Sutherland’s portrayal of the President as a rational, Machiavellian power holder may make him more sympathetic to the audience but this is a misunderstanding of the character’s place in the true myth that is the greater power of the story. The film makers seem to think that it is the Orwellian portrait of our times that makes people love these books, i.e., they do not see as Swift suggested they could not, their image in the satirical mirror. “This is about the evils of GOP capitalism and American exceptionalism (Snow) not Hollywood’s self-importance and role as shadow casters in the Platonic cave (Plutarch).” Sheesh…

Is it silly to note that we certainly don’t love the books because of the poke-in-the-eye they give us as Capitol voyeurs (mindless teevee addicts) and purveyors of global injustice? We love them despite the poke-in-the-eye and only suffer this satirical drubbing because of what we learn and experience imaginatively and spiritually about life, love, and death alongside Katniss in love of Peeta. See ‘Eliade Thesis’ for more.

(3) Why include it, then? I’m guessing that Donald Sutherland, forgive me for saying out loud the obvious, because he is the only ‘name actor’ in the film (even if his film career is or has been in decline for years), didn’t come cheap. I suspect he required significantly more screen time than Snow’s role in the first book allowed and called for a proportionately greater share in the publicity for the film (hence the clip release today).

Sutherland credits Ross for writing the ‘hope versus fear lines’ that are the substance of today’s clip:

Kevin McCarthy (NerdTears.com): My favorite line in the whole film is that you say, “Hope is the only thing stronger than fear.” It’s a wonderful line!

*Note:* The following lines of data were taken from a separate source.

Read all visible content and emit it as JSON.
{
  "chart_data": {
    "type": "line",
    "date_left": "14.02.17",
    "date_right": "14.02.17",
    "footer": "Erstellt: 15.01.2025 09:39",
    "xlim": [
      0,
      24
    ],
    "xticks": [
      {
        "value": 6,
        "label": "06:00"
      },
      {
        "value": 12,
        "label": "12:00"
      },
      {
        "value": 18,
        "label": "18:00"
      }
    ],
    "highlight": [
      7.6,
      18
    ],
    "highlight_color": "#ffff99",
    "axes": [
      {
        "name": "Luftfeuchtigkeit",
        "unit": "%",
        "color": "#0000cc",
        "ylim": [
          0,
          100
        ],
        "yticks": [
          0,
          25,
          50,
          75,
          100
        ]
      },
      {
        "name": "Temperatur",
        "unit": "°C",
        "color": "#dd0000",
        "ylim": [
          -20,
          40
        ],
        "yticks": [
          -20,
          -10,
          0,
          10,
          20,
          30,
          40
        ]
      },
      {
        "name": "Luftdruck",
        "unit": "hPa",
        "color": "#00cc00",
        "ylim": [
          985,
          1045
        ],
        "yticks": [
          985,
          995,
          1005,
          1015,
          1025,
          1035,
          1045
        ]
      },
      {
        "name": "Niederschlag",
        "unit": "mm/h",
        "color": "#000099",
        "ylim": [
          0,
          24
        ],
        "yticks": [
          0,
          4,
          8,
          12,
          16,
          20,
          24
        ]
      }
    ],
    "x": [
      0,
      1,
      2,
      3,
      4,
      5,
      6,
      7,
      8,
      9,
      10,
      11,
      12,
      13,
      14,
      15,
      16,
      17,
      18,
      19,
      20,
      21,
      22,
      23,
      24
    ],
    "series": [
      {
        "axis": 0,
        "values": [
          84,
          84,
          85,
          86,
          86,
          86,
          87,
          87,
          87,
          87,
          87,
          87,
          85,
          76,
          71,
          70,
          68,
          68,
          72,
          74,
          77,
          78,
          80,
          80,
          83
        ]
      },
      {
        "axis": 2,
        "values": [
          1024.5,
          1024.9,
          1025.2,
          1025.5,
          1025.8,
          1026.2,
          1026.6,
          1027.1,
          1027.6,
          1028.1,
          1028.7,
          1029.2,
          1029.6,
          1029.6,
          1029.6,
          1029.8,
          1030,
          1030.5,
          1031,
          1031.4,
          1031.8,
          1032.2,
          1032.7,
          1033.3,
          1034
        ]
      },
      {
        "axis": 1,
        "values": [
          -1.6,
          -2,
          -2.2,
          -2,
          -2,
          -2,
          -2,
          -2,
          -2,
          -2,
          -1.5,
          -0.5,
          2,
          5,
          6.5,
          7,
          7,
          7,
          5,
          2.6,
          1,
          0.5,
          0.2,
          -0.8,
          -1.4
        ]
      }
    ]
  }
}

Donald Sutherland: “That’s not in the book! It’s Gary Ross. He’s a writer of such intelligence. He was able to get the very essence of the film, the book, everything, in a couple of words. He’s able to say, ‘Okay, we take 24 people. We could kill them all. Why not? I’ll tell you why not. We leave one alive, because hope is stronger than fear.” Hope is a spark, it gives people hope, a spark. You have to be careful that spark doesn’t become a flame, because that flame will burn you.”

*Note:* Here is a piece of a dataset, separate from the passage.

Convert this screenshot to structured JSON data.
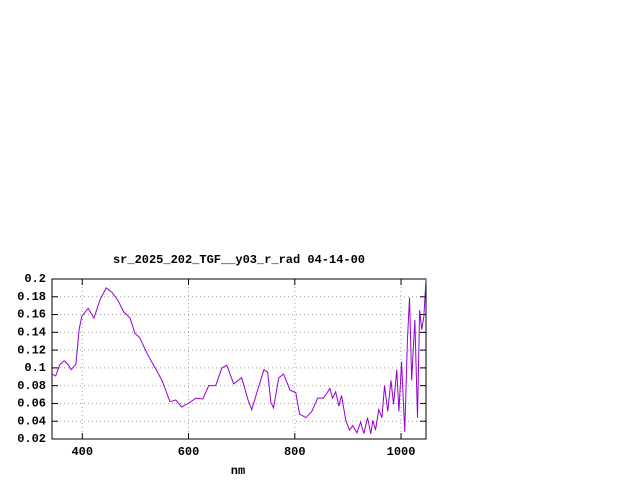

Judging from this mutual admiration and crediting, though Director Ross (the Dickensian names would be ‘Boss’ or ‘Wroth,’ no?) makes no little noise about wanting to honor the books, he really wants to re-package them according to what he believes (along with Sutherland) is their “essence.” I’d suggest that means makeing a movie-message more palatable to his Hollywood peers than a dystopian morality play. He desires to go “3D” politically rather than cinematically, as he imagines the books are principally satire a la Orwell rather than alchemical drama echoing Dante and Shakespeare.

Whether it was a sop to a marquee player, then, or just secular sophism neglecting wisdom, the story told is less of a transformative experience and more of the next-in-line postmodern political fairy tale, this one heavy on the irony (violent story decrying violence in films as soul-and-spirit-deadening entertainment being presented in just that kind of movie to the huzzahs of the Capitol citizenry making the District 12 ‘farewell to those about to die’ three finger salute).

How about that Gummy Bear Room Service story? Again, can you say, “beyond satire”?

Please forgive me or just overlook that last. I covet your comments and corrections, instead, on the film clip and if the Sutherland-Ross addition-to/departure-from the Collins story and narrative perspective is a plus or minus in your view.

Comments

  1. Megan Joseph says

    Isn’t it amazing that no one picks up on the fact that we now have the Satan figure teaching us about HOPE instead of the Christ figure? That’s just great.